I carry on talking with him, joking and cajoling, and above all not crying, just keeping the conversation light and normal. But in my head, it’s anything but. In my head, I see that my son, all my sons, are in danger and I’m half a world away, and helpless to protect them. Of course, I’ve known this all along, but that knowing never included the word “shrapnel” before and that word has opened a chasm I don’t think I’ll be able to close. I think about my kids, my friends’ kids, really every single soldier and all their parents and I know it’s the same for all of us.
Early on in my lone soldier mom journey, I somewhat jokingly established a “Don’t Ask Don’t Tell” policy. As the years have progressed, my sons have all held to that policy pretty well, I’m thankful that they have their father and each other to talk details to, that’s not my role. When I recounted this story to some lone soldier mom friends this morning, they asked me why he even mentioned it. I think the very sad truth is that after more than a year, this is just normal to them, another day at the office, one I fear that he and all soldiers will be dealing with for long after this war is over.

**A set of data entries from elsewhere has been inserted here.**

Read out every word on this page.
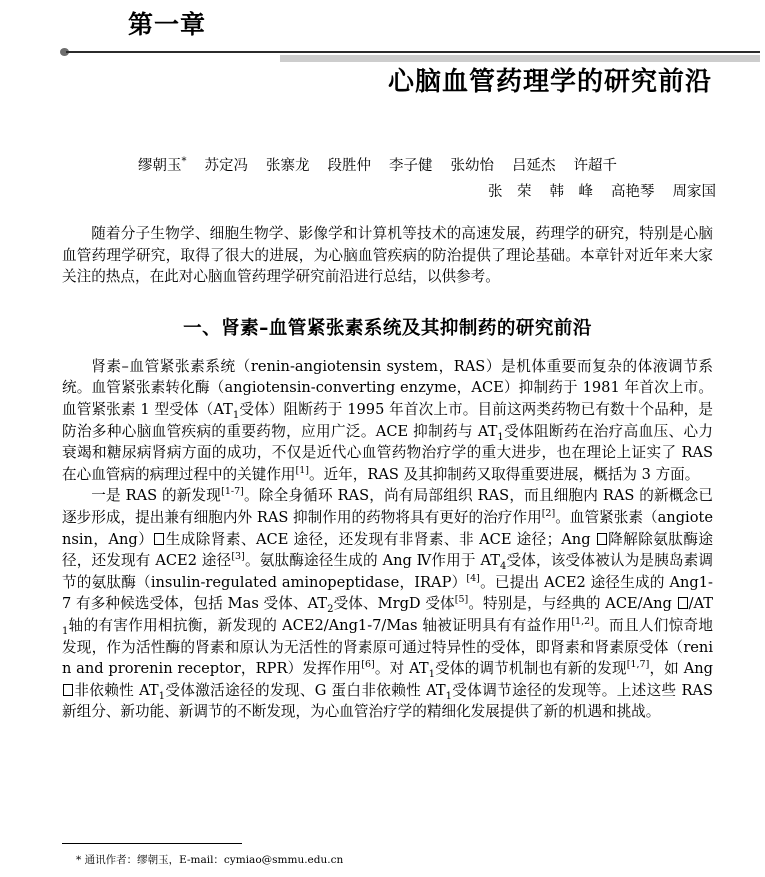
第一章
心脑血管药理学的研究前沿
缪朝玉* 苏定冯 张寨龙 段胜仲 李子健 张幼怡 吕延杰 许超千
张　荣 韩　峰 高艳琴 周家国

随着分子生物学、细胞生物学、影像学和计算机等技术的高速发展，药理学的研究，特别是心脑血管药理学研究，取得了很大的进展，为心脑血管疾病的防治提供了理论基础。本章针对近年来大家关注的热点，在此对心脑血管药理学研究前沿进行总结，以供参考。

一、肾素–血管紧张素系统及其抑制药的研究前沿

肾素–血管紧张素系统（renin-angiotensin system，RAS）是机体重要而复杂的体液调节系统。血管紧张素转化酶（angiotensin-converting enzyme，ACE）抑制药于 1981 年首次上市。血管紧张素 1 型受体（$AT_1$受体）阻断药于 1995 年首次上市。目前这两类药物已有数十个品种，是防治多种心脑血管疾病的重要药物，应用广泛。ACE 抑制药与 $AT_1$受体阻断药在治疗高血压、心力衰竭和糖尿病肾病方面的成功，不仅是近代心血管药物治疗学的重大进步，也在理论上证实了 RAS 在心血管病的病理过程中的关键作用[1]。近年，RAS 及其抑制药又取得重要进展，概括为 3 方面。

一是 RAS 的新发现[1-7]。除全身循环 RAS，尚有局部组织 RAS，而且细胞内 RAS 的新概念已逐步形成，提出兼有细胞内外 RAS 抑制作用的药物将具有更好的治疗作用[2]。血管紧张素（angiotensin，Ang） 生成除肾素、ACE 途径，还发现有非肾素、非 ACE 途径；Ang 降解除氨肽酶途径，还发现有 ACE2 途径[3]。氨肽酶途径生成的 Ang Ⅳ作用于 $AT_4$受体，该受体被认为是胰岛素调节的氨肽酶（insulin-regulated aminopeptidase，IRAP）[4]。已提出 ACE2 途径生成的 Ang1-7 有多种候选受体，包括 Mas 受体、$AT_2$受体、MrgD 受体[5]。特别是，与经典的 ACE/Ang $/AT_1$轴的有害作用相抗衡，新发现的 ACE2/Ang1-7/Mas 轴被证明具有有益作用[1,2]。而且人们惊奇地发现，作为活性酶的肾素和原认为无活性的肾素原可通过特异性的受体，即肾素和肾素原受体（renin and prorenin receptor，RPR）发挥作用[6]。对 $AT_1$受体的调节机制也有新的发现[1,7]，如 Ang 非依赖性 $AT_1$受体激活途径的发现、G 蛋白非依赖性 $AT_1$受体调节途径的发现等。上述这些 RAS 新组分、新功能、新调节的不断发现，为心血管治疗学的精细化发展提供了新的机遇和挑战。

* 通讯作者：缪朝玉，E-mail：cymiao@smmu.edu.cn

So, for now, I will continue to put one foot in front of the other, remember to breathe in and out, enjoy talking to my soldiers when I can, while I rely on the support of my family and my lone soldier mom friends. As we enter into this very bittersweet holiday, and going forward for the foreseeable future, I will, as I have since October 7th, have my phone almost physically attached to me and now my updated reality of normal.